Created: 2017-04-08 21:08 CEST
Published: 2017-04-08 21:08 CEST

Stop setting font-size

How many times have you created a site design from scratch? What’s the first thing you add to your CSS? Probably a style reset. If not, the first thing you do is probably set the font-size.

1html { font-size: 10px; }

or for that matters,

1html { font-size: 62.5%; }

DON’T, stop, stop now! If you are setting it yourself, remove it. If you are using a CSS reset that does that, use another one. If you just copy-pasted that CSS from somewhere on the internet, question the choices you made that was influenced by that source.

Not many people seem to realize this, but browsers allow you to choose a font size you’re comfortable with and there is a good reason for that.

Too small, can’t read

All internet users do not come equal. Some have low vision, some are on phone with a really tiny screen, some have a small screen with a high resolution… There are a lot of reasons why choosing a size that “works for you” is wrong when creating a website.

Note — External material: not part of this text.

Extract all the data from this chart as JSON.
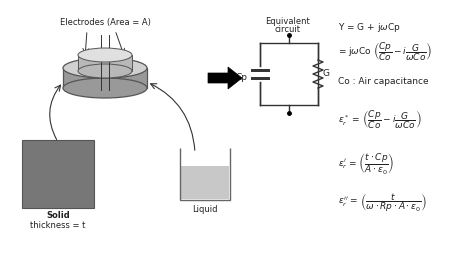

You do not and you cannot know which font size your readers will be comfortable with. By setting the font-size to an arbitrary value, what you are actively doing is, “I don’t care about my readers, that size looks alright to me, deal with it”.

If you find that the font size of your site is too big or too small, the fix is to go to your browser settings and choose a better size there. It is not to hardcode it on every website you make.

For reference, here is the difference between my own settings (left) and font-size: 10px; (right):

Difference between forced and default

NOTE: For those wondering why 62.5%. The default font size for most browsers is 16px and 16 * .625 = 10.